Hace tiempo fue una playa muy turística y que estuvo de moda durante mucho tiempo. Recibió su nombre porque era muy frecuentada por gente muy famosa del país. No se puede decir que sea una playa muy atractiva como la de Ponta Negra dado que tiene un aspecto bastante descuidado y que no es ni la sombra de lo que en su día fue y algo que ayuda a mantener esta triste imagen es la presencia del que fuera el mayor hotel de la ciudad, hoy prácticamente sin uso, o al menos hasta hace unos cuantos meses.

Playa de los Artistas
Aunque sea un lugar que no tiene un aspecto demasiado turístico, cuenta con un largo paseo por el cual caminar durante un buen rato y viendo cómo es la vida en esta zona y si tenemos suerte, también una bonita puesta de sol, que nunca está de más presenciarla, sobre todo si vais en pareja.
Nuestra siguiente playa es la conocida como Redinha, frecuentada casi en su totalidad por locales pero que también merece la pena ser visitada. Es más atractiva que la anterior, cuenta con fina y blanca arena, es amplia y con unas vistas atractivas, tanto del litoral como de la ciudad y según los locales, tiene igual o mejor calidad que otras mucho más turísticas, así que por aquí tenéis una opinión muy a tener en cuenta, sobre todo si queréis escapar de la algarabía de las playas frecuentadas tanto por brasileños como por turistas, algo que a veces será una pesadilla.

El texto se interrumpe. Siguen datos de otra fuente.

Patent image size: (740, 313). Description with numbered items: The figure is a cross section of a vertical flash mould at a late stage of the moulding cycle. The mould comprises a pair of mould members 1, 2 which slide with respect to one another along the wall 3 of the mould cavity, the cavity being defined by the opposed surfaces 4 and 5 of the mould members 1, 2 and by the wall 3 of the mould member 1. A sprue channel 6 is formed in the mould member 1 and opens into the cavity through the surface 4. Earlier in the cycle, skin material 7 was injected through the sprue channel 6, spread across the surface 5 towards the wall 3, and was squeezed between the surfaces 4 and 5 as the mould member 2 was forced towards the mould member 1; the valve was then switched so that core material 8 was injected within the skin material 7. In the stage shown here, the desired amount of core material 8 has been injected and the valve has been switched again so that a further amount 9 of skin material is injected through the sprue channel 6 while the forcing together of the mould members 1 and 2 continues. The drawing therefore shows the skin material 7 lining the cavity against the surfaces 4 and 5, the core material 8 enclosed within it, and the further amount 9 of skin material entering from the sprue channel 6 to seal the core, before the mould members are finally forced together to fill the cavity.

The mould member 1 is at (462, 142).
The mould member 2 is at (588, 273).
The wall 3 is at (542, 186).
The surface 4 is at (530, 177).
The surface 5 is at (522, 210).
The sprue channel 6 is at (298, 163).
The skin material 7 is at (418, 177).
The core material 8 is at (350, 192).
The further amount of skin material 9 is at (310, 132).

Vista de las aguas de la playa de Redinha (al fondo)
En esta playa encontraremos diferentes chiringuitos donde poder tomar algo refrescante mientras nos tostamos con los cálidos rayos del sol o mientras disfrutamos de una deliciosa gastronomía regional donde premian los pinchos y diferentes platos típicos que conoceremos más adelante en el apartado dedicado a la gastronomía.
Gracias al Puente de Todos, esta playa se ha hecho muy popular y ahora goza de un fácil acceso, no como antes, que había que tomar una embarcación o dar un rodeo de 25 kilómetros para llegar hasta aquí. Y es desde aquí desde donde vamos a hacer otra parada para disfrutar de este entorno y tomar fuerza para continuar con nuestras visitas por la ciudad.